Will Climate Change Effect Your Writing?

If there were any question in your mind about the fact of being immersed in a rich and fecund era of filmed drama, the question was shut down today.  

You luxuriated in the awareness that you could, if you were to wish to do so, stream episodes of five or six major television hallmarks, representing intelligent pursuit of story, eclectic subject matter, and intense, evocative acting.  The final nail to set the argument in place was the availability of segment two of Wolf Hall, the adaptation of Hilary Mantel's glorious historical novel.

In earlier years, while you were in the process of assembling an inner stairway to your present plateau of vision and enjoyment, your most favored TV feature, your weekly must-see, was the series Inside the Actor's Studio.  

In truth, you'd begun to watch Inside the Actor's Studio because you'd made the connection:  James Lipton, the host of the program and, himself a principal at The Actor's Studio in New York, was the son of one of your more valued authors, the critic, poet, and essayist, Lawrence Lipton.  Father had little to say of son, his occasional remarks suggesting a serious rift.

Lipton had been dead some years--since 1975--before Inside the Actor's Studio came to life as a visible entity.  Your first visions of the son were so removed from the demeanor and warmth of the father that you took an immediate dislike to the son.  

Watching subsequent episodes of the TV presentation became a convoluted way of reliving your admiration for the father and the effect of his literary journey on you, his editor, at once aware of enormous differences between the two of you and admiring the stamina, professionalism, and wit.  Mixed into the equation, Lawrence Lipton's own reminiscences of his earlier marriage to the mystery writer, Craig Rice.

Rice, an energetic writer from the hardboiled detective genre, led a troubled life, involving alcoholism, glaucoma, loss of hearing, and bi-polar moods, leading to her need to rely on Lipton in much the same way Lillian Hellman relied upon Dashiel Hammett.

With no awareness he was doing so, James Lipton, simply because he was his father's son, drew you into the TV show he produced, wrote, and largely directed for the Bravo network.  Soon, you were listening to the actor guests, speaking of their craft and careers, absorbing facts you would not begin consciously to put to work for years to come.  
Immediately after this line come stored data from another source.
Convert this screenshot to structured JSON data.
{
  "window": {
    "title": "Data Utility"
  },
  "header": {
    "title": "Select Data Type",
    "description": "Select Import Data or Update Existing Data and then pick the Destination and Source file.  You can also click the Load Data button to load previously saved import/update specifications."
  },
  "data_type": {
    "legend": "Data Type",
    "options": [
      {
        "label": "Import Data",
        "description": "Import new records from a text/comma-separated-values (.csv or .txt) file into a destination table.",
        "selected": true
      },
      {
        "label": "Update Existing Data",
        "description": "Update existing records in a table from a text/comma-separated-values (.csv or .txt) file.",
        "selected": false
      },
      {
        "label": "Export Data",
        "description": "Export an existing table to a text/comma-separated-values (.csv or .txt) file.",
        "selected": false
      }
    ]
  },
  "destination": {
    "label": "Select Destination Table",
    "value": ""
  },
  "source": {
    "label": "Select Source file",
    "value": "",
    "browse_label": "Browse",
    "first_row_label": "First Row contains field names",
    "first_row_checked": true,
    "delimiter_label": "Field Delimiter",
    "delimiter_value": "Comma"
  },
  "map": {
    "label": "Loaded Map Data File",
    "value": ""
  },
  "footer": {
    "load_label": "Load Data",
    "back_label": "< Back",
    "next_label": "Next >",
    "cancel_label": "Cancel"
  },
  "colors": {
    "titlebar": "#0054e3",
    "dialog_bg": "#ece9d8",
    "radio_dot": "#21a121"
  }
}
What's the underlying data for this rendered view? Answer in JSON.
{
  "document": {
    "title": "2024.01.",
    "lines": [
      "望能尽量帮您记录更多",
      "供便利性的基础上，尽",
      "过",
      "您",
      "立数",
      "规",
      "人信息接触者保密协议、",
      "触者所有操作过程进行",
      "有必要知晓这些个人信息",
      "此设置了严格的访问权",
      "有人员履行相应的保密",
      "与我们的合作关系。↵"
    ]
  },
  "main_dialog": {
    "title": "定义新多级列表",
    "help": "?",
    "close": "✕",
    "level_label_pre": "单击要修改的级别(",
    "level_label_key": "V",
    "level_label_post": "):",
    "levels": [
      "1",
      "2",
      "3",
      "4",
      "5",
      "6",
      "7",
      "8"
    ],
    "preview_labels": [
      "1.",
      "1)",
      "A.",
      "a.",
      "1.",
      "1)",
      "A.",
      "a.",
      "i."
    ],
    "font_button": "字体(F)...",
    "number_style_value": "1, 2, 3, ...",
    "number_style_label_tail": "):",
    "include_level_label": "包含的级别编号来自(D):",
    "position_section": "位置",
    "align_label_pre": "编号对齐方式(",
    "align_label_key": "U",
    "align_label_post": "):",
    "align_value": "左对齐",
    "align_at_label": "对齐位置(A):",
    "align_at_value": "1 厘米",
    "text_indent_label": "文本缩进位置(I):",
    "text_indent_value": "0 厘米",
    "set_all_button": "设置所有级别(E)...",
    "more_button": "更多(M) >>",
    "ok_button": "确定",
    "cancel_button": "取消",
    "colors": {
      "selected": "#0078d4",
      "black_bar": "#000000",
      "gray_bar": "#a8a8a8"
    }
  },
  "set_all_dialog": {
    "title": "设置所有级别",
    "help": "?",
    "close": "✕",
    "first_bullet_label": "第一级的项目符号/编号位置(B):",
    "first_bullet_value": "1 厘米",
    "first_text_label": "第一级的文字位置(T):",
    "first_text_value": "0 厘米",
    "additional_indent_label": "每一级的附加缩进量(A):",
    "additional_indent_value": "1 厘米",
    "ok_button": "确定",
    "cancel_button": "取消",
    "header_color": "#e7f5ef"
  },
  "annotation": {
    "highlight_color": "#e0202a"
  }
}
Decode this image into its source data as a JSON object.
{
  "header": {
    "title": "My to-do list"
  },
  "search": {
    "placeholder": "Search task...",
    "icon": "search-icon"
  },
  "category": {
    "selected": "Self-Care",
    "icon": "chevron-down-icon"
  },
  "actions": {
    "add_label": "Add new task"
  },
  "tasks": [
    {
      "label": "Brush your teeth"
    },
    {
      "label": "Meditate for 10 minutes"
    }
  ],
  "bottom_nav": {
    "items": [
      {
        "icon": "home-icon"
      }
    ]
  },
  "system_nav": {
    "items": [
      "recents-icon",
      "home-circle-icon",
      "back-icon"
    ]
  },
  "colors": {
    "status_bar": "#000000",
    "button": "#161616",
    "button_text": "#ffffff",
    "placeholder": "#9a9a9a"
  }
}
Among such facts was the growing awareness on your part from watching and rewatching interviews, the fact of many actors preference for roles at some measure away from their own personality and their accompanying distaste for roles in which they considered the character to be portrayed quite close to their own individuality.

Easier to go to the remote for creativity, most of the interviewed actors said.  Always the nagging suspicion, when the character to be portrayed was closer to home, that the actor was merely being him-or-herself and, thus, less likely to be an original creation as it was a copying from the self.

Only today, you receive in your email, catching your email spam guard off duty, an invitation to subscribe to one or more of a series of actor's workshops, where one of the focuses  on:  "Two characters are then derived from your personal acting habit patterns, Character # 1, who conforms to those acting habit patterns, and Character # 2, whose patterns directly oppose your habitual and customary acting choices, revealing rarely experienced physical, vocal, and emotional possibilities."

You are left to investigate and wonder about possible parallels and similarities in which you substitute Character # 1 and Character #2 with such possibilities as Writer #1 and Writer #2, both of whom are, of course, you.

In addition, more than one of these notes to yourself, begun in 2007, contain references and investigations of the number of squatter selves there are, residing within the house that is you.

You acknowledge at least two writerly presences, one favoring long, Faulknerian sentences which in effect span differing time time or emotion zones, the other more conversational, short, chipper, not always complete sentences.

To be considered and continued:  If you are going to be writing as other characters, you need to write away from your personal writing habit patterns and toward the personal writing habit patterns of the individuals of whom you write.  The better able you are to do this, the better able you will be to remove yourself from the story, allowing them to come forth from under your shadow and into the sunlight or gloom of their own individual climate.